MadinaA la veille de la fête du Ramadan qui correspond à la fête de l’Aïd al-fitr (probablement le lundi 28 ou le mardi 29 juillet prochain), les préparatifs ont déjà commencé. Et, pour les femmes et les enfants, l’habillement ne peut en marge de la fête. Pour vous tester les prix et vous aider dans vos préparatifs, Guineematin.com était ce mercredi 23 juillet 2014 au marché Madina, le plus grand de la République pour vous …

Le marché de Madina, situé dans la commune de Matam, vibre au rythme des préparatifs de la fête de Ramadan. En raison de la situation économique dans la plus part des familles, l’affluence des clients devant les boutiques et magasins est moins fréquente.

Généralement, les femmes ont comme souci majeur de paraître belles le jour de la fête. Pourtant, plusieurs femmes rencontrées par Guineematin.com, ce mercredi 23 juillet 2014 avouent être dans l’obligation de s’abstenir cette année, à cause des prix au dessus de leurs bourses.

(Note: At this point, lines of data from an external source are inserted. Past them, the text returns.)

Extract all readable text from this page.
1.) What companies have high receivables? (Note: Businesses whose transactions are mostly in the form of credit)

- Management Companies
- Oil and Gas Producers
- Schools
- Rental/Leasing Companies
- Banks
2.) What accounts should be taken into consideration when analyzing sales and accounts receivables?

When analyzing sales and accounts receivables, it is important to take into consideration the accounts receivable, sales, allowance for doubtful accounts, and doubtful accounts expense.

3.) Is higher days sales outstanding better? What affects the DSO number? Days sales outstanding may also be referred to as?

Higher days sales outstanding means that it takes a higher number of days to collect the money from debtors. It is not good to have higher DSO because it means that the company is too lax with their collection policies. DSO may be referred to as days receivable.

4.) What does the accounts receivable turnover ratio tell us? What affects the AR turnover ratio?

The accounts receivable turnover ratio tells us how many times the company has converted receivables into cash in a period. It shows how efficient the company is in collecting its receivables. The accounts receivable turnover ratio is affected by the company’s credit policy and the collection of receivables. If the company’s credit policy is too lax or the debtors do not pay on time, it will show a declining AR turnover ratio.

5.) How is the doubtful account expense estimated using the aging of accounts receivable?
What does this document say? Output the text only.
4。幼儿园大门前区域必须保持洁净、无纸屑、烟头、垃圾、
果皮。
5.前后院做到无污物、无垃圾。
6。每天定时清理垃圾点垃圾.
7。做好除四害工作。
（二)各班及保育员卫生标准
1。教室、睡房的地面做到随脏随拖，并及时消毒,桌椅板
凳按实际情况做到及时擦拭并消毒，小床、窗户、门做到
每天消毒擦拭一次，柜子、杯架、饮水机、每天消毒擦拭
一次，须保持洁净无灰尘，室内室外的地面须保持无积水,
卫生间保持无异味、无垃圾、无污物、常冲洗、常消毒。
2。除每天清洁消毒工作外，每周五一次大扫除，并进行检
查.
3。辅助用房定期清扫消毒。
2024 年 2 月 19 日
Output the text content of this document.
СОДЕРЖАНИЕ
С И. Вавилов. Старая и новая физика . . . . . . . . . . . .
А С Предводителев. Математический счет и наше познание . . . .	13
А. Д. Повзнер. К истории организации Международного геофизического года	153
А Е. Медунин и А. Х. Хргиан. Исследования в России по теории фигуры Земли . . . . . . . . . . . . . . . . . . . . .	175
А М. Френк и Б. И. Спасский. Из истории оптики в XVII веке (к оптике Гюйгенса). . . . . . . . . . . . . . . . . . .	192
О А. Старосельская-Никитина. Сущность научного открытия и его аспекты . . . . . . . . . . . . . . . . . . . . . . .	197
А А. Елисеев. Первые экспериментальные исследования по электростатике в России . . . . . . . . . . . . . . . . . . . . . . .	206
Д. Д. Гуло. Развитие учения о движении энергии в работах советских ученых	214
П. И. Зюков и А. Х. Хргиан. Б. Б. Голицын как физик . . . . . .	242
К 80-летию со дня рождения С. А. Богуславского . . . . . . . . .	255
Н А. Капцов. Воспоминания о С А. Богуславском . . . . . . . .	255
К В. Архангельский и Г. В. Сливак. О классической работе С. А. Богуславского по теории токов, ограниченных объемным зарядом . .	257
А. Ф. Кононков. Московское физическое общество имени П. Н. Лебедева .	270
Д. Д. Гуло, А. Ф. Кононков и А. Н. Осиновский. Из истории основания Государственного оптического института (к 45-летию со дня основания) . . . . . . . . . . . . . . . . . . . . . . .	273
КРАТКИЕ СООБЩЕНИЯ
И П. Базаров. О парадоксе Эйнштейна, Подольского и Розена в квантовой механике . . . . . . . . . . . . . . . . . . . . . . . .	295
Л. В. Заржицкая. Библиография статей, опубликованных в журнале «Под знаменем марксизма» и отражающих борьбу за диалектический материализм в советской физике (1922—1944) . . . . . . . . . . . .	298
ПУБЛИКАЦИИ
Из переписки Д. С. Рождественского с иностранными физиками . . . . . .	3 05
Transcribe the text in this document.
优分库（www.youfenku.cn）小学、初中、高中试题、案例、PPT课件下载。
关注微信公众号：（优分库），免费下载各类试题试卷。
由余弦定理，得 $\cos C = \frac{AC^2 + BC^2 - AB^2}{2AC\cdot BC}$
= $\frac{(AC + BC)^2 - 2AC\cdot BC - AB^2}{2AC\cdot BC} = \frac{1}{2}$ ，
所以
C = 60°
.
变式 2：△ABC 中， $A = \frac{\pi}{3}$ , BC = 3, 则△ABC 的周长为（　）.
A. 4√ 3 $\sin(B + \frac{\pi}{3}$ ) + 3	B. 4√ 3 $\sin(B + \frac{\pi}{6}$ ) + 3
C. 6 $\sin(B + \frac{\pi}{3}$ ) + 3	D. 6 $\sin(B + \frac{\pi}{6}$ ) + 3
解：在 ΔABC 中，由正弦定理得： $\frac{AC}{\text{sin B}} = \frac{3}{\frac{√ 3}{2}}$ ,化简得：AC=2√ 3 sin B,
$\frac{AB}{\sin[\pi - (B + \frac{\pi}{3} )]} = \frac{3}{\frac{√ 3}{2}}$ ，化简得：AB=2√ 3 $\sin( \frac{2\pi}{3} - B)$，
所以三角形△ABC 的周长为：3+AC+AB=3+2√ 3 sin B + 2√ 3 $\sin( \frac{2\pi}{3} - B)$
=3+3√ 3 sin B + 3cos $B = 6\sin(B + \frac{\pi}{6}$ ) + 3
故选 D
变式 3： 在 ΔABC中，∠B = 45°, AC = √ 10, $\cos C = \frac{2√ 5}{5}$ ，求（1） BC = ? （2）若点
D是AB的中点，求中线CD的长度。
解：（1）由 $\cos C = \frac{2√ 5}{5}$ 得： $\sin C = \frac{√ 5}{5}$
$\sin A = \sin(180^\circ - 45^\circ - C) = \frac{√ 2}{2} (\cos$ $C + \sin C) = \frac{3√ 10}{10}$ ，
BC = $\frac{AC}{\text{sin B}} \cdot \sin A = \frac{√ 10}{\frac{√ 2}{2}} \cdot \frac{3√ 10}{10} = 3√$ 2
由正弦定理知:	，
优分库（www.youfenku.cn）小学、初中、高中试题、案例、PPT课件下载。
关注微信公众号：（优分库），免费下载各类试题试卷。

Rencontrée dans le marché Madina-Niger, Saran Camara, mère de famille s’apitoie sur son sort : « J’ai fait des économies durant un mois, juste pour avoir des nouveaux habilles pour mes enfants et moi. Mais, je viens de me rendre compte que ce rêve n’est qu’illusion ! J’ai sillonnée tout le marché sans trouver  des habilles à moindre cout. Le prix qu’on me dit est trop élevé par rapport à ce que je détiens. Avant, le complet d’un Bazin de la première qualité se négociait entre 600 à 650 000 GNF. Mais, cette année, c’est entre 700 à 750 000 GNF. La 2ème qualité est de 300 à  400 000 GNF. Les chaussures, on n’en parle pas. Mon mari ne travaille pas, j’ai des enfants ; franchement, c’est chère », fait observer madame Sylla au micro de Guineematin.com

Finalement, Saran Camara sera contrainte de prendre la décision d’acheter uniquement pour les enfants, disant qu’elle peut rester sans nouveaux habits, mais pas les enfants, le jour de la fête…

Pour sa part, Aissatou Bah, également rencontrée par Guineematin.com ce matin au marché Madina nous annoncera avoir été tellement désillusionnée qu’elle décidera d’abandonner tout achat pour aller renouveler les anciens complets qu’elle détient à la maison : « J’ai un tapeur de Bazin dans mon quartier, je me retourne à la maison pour renouveler mon complet de l’année passée. C’est ma seule solution ».

Fatou Camara, commerçante de son état a déploré la rareté des clients devant sa boutique, mais s’en remet à Dieu : « Cette année n’est pas comme les autres, je peux faire  toute une journée sans un seul client. Ma boutique est remplie de marchandise, mais je n’enregistre que très peu de vente…» dit elle à Guineematin.com

Assise devant sa boutique, Fatou Camara se défend d’être à la base de la hausse des prix et tente donner une explication : « Ce n’est pas de ma faute, si les prix sont élevés ; car, ce n’est pas moi qui fabrique ces Bazins. J’importe ces marchandises de Bamako (ndlr : République du Mali) et je fais un petit ajustement pour avoir une petite recette »

Plusieurs vendeurs et commerçants rencontrés par Guineematin.com se plaignent, eux-aussi, d’un dédouanement qui coûte cher et le manque d’implication de l’Etat pour faciliter l’importation dans notre pays.